What of free T3? Any evidence there? Free T3 levels have been shown to be inversely correlated with coronary artery disease (CAD). Translated—low free T3 levels equal increased CAD. In addition, Lower free T3 levels (bioavailable) have also been associated with increased mortality in hospitalized cardiac patients and has been shown to be “a strong independent, predictive marker of poor prognosis in cardiac patients”. Together, the free T3:rT3 ratio was the only Thyroid parameter (TSH, T4, free T4, free T3, rT3 included in the study) evaluated that predicted outcome in those with Heart Failure. So, here is a study that states the only valuable, predictable Thyroid Hormones are free T3 and reverse T3.
A complete picture of Thyroid metabolism presents a triad of Thyroid hormones (T4, T3, and rT3) controlled by the expression/activity of the different deiodinase enzymes, effected by the minerals Zinc, Selenium, Chromium, and Iodine. More important than that–a complete Thyroid assessment is supported in the science. These Hormone pathways are not static, but very fluid. The figure to the right reflects the Thyroid Hormone biochemistry reviewed above. Many focus on the importance of the Thyroid hormones. That view is narrow and static. The arrows reflect the balance and activity of the different deiodinase enzymes. As important as the Thyroid hormones are, the arrows in the figure below are, I believe, more representative of the fluid, dynamic balance that is Thyroid metabolism.
This complete Thyroid biochemistry picture begs many questions to be considered when evaluating the Thyroid:
- Which way is the body’s thyroid metabolism moving?
- What is disrupting Thyroid biochemistry?
- How will the body be effected by Thyroid hormone replacement?
The last question is a very important question to ask.
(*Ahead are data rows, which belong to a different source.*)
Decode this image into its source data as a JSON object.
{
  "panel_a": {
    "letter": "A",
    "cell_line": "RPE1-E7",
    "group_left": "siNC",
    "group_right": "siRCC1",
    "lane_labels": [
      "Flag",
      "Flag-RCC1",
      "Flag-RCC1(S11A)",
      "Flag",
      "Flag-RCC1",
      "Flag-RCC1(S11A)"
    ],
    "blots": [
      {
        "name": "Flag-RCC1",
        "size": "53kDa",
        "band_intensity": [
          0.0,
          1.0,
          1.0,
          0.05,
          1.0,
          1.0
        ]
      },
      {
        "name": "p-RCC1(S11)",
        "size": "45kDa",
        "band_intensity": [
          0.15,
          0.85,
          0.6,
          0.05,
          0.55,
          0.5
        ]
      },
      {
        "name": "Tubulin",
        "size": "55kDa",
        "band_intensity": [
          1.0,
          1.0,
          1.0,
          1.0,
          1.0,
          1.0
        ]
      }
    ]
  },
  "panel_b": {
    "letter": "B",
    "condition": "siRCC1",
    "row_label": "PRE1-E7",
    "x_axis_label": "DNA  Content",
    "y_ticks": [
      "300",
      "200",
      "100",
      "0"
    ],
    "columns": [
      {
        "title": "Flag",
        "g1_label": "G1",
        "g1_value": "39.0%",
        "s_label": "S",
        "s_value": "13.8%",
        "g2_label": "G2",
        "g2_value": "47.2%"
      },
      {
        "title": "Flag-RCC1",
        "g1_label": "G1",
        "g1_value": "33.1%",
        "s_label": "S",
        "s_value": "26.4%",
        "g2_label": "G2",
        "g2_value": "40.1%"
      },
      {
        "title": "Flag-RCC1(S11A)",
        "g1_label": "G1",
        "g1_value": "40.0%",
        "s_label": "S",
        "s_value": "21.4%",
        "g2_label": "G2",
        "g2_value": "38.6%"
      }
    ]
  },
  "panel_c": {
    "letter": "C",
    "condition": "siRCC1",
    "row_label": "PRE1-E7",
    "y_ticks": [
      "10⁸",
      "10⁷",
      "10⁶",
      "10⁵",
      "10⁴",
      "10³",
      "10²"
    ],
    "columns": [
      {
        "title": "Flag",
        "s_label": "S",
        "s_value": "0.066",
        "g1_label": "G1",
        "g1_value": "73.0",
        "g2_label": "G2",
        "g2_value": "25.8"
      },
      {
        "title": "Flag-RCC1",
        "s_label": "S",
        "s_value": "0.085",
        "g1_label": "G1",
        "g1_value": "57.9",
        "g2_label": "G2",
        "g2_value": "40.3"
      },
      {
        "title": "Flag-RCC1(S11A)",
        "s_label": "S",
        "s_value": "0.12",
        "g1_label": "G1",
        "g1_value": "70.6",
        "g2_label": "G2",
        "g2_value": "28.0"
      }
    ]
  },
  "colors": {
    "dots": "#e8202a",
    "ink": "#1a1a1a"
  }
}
As I highlighted above, assuming that T4 therapy (synthroid, levothyroxine) will drive proper Thyroid metabolism (free T3 and not rT3) is devoid of an understanding of proper Thyroid metabolism as defined in the scientific literature.
Let’s come full circle to the statement: “there is no clinical usefulness or science to support the evaluation of free T3 and reverse T3”. Is this true? Is this false? To answer these questions, we must read to obtain the power of knowledge. I already presented data above that supports their link to disease and disease prognosis. Is there more evidence and what does the evidence show? To follow the quote that this blog started with—lets do some reading. Previous paragraphs highlighted the evidence for free T3 and rT3 in disease. Hungry for more? Below are additional studies for reading to improve knowledge on Thyroid metabolism and Thyroid metabolites.
The studies listed above, all discuss the complex physiology of T4, T3, rT3, and the different Thyroid hormone balance as dictated by the different deiodinase enzymes as I briefly reviewed above. These studies are a mix of recent publications and more distant publications. In addition, these studies come from highly respected Endocrinology journals–no opinion statements.
This again brings me to the statement: “there is no clinical usefulness or science to support the evaluation of free T3 and reverse T3”. This statement is not supported in the scientific literature as I documented above. How could a medical provider not know this? How could one agree with the statement that free T3 and rT3 provide little to no clinical evaluation? The simple answer is they don’t read. The power of knowledge comes through reading.
Why don’t they read? I quit asking myself that question a long time ago. I just keep reading.